Evaluating the impacts of surface roughness and microstructure on the size effect in two additively manufactured stainless steels

Laser powder bed fusion (L-PBF) enables direct manufacturing of components with complex geometries and thin walls, but many authors report size-dependent mechanical properties that may complicate design. Size effects are commonly attributed to surface roughness, microstructure, and/or internal defects, but the relative importance of each is still not fully understood. To systematically study these effects, L-PBF specimens made of two microstructurally-distinct stainless steels (17-4PH and 316L) were manufactured and mechanically tested, in varied heat-treatment conditions and across a range of thicknesses and build angles. It was found that the size-dependent mechanical properties are efficiently predicted by the ratio of surface roughness to specimen thickness, $R_a/t$, in a way that is relatively microstructure-agnostic.
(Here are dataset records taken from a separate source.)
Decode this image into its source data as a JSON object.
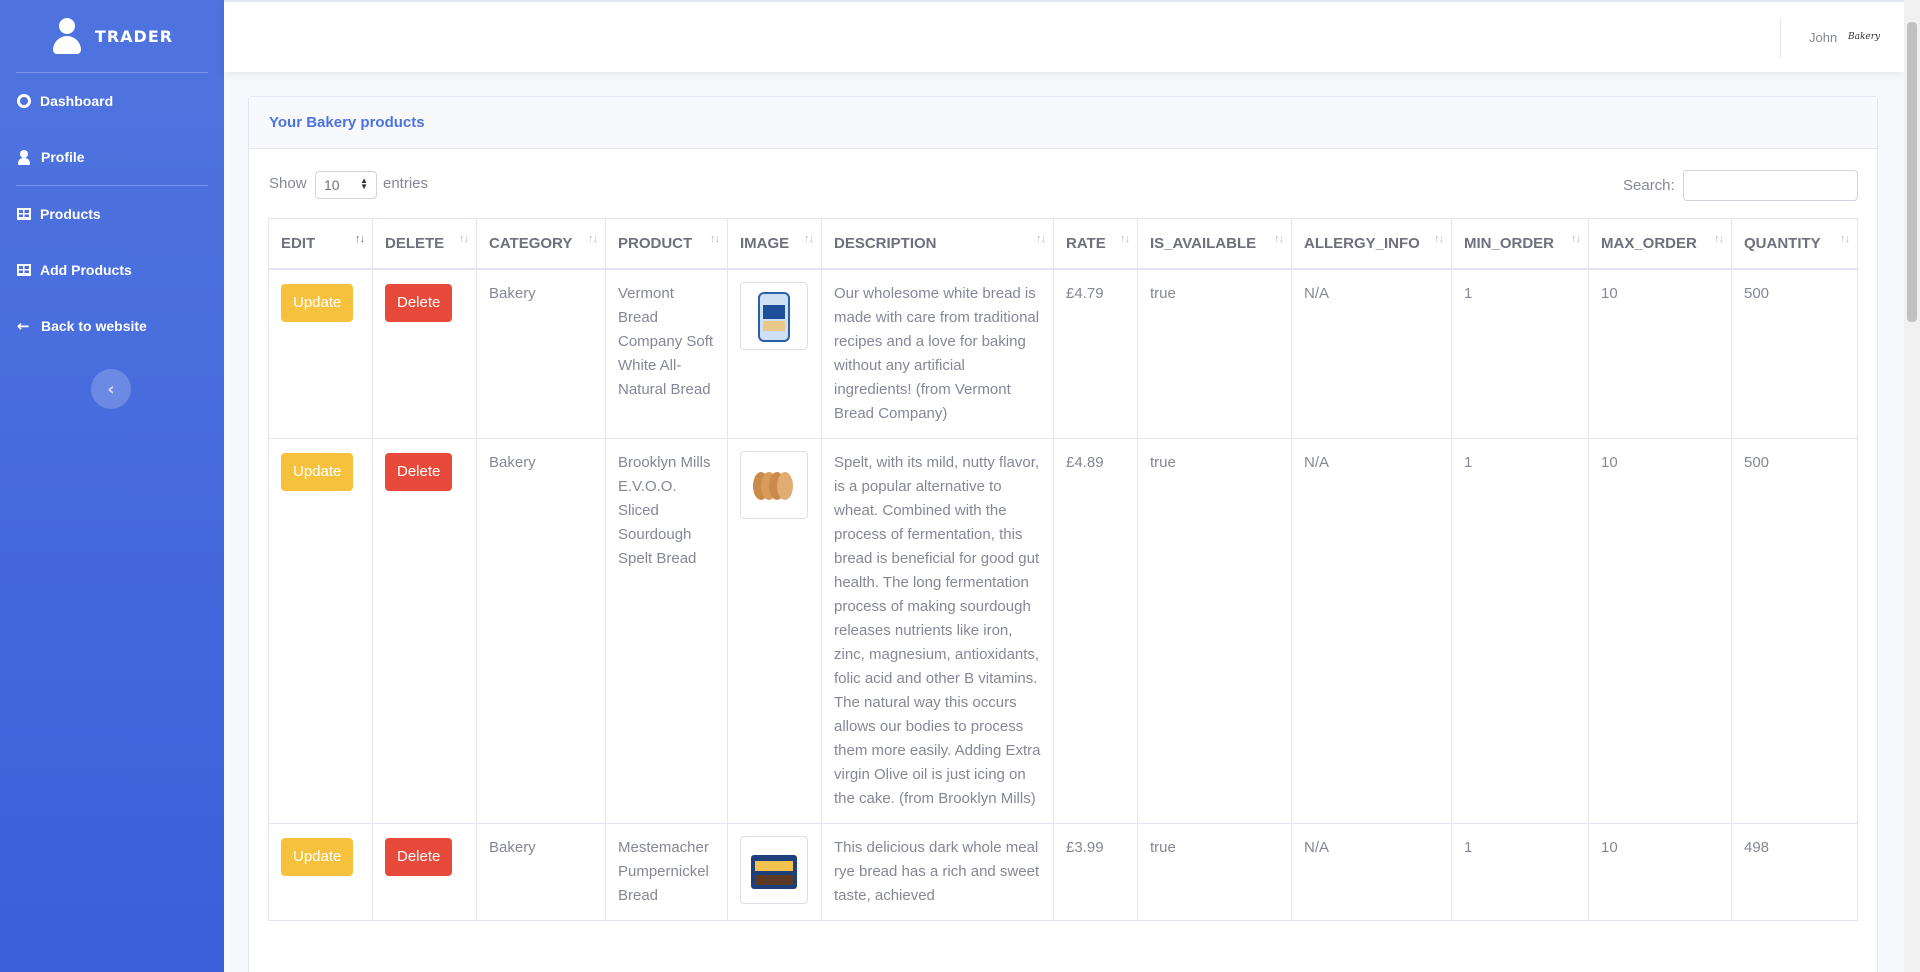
{
  "sidebar": {
    "brand": "TRADER",
    "items": [
      {
        "label": "Dashboard",
        "icon": "tachometer-icon"
      },
      {
        "label": "Profile",
        "icon": "user-icon"
      },
      {
        "label": "Products",
        "icon": "table-icon"
      },
      {
        "label": "Add Products",
        "icon": "table-icon"
      },
      {
        "label": "Back to website",
        "icon": "arrow-left-icon"
      }
    ],
    "toggle": "‹"
  },
  "topbar": {
    "user_name": "John",
    "shop_logo": "Bakery"
  },
  "card": {
    "title": "Your Bakery products"
  },
  "controls": {
    "show_label": "Show",
    "entries_value": "10",
    "entries_label": "entries",
    "search_label": "Search:",
    "search_value": ""
  },
  "table": {
    "columns": [
      "EDIT",
      "DELETE",
      "CATEGORY",
      "PRODUCT",
      "IMAGE",
      "DESCRIPTION",
      "RATE",
      "IS_AVAILABLE",
      "ALLERGY_INFO",
      "MIN_ORDER",
      "MAX_ORDER",
      "QUANTITY"
    ],
    "update_label": "Update",
    "delete_label": "Delete",
    "rows": [
      {
        "category": "Bakery",
        "product": "Vermont Bread Company Soft White All-Natural Bread",
        "description": "Our wholesome white bread is made with care from traditional recipes and a love for baking without any artificial ingredients! (from Vermont Bread Company)",
        "rate": "£4.79",
        "is_available": "true",
        "allergy_info": "N/A",
        "min_order": "1",
        "max_order": "10",
        "quantity": "500"
      },
      {
        "category": "Bakery",
        "product": "Brooklyn Mills E.V.O.O. Sliced Sourdough Spelt Bread",
        "description": "Spelt, with its mild, nutty flavor, is a popular alternative to wheat. Combined with the process of fermentation, this bread is beneficial for good gut health. The long fermentation process of making sourdough releases nutrients like iron, zinc, magnesium, antioxidants, folic acid and other B vitamins. The natural way this occurs allows our bodies to process them more easily. Adding Extra virgin Olive oil is just icing on the cake. (from Brooklyn Mills)",
        "rate": "£4.89",
        "is_available": "true",
        "allergy_info": "N/A",
        "min_order": "1",
        "max_order": "10",
        "quantity": "500"
      },
      {
        "category": "Bakery",
        "product": "Mestemacher Pumpernickel Bread",
        "description": "This delicious dark whole meal rye bread has a rich and sweet taste, achieved",
        "rate": "£3.99",
        "is_available": "true",
        "allergy_info": "N/A",
        "min_order": "1",
        "max_order": "10",
        "quantity": "498"
      }
    ]
  },
  "colors": {
    "primary": "#4e73df",
    "warning": "#f6c23e",
    "danger": "#e74a3b"
  }
}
This metric is particularly useful for predicting ultimate strength and elongation, while microstructure moderates its predictive power for yield strength, especially in the more processing-sensitive 17-4PH. When considered in isolation, thickness or surface roughness had weaker correlations with mechanical properties and, importantly, tended to correlate much more strongly with one steel's properties than the other's. Comparing this comprehensive dataset with summary data from other researchers highlights the utility of $R_a/t$, and provides semi-quantitative estimates of the relative impacts of porosity, microstructure, and $R_a/t$ on size-dependent properties.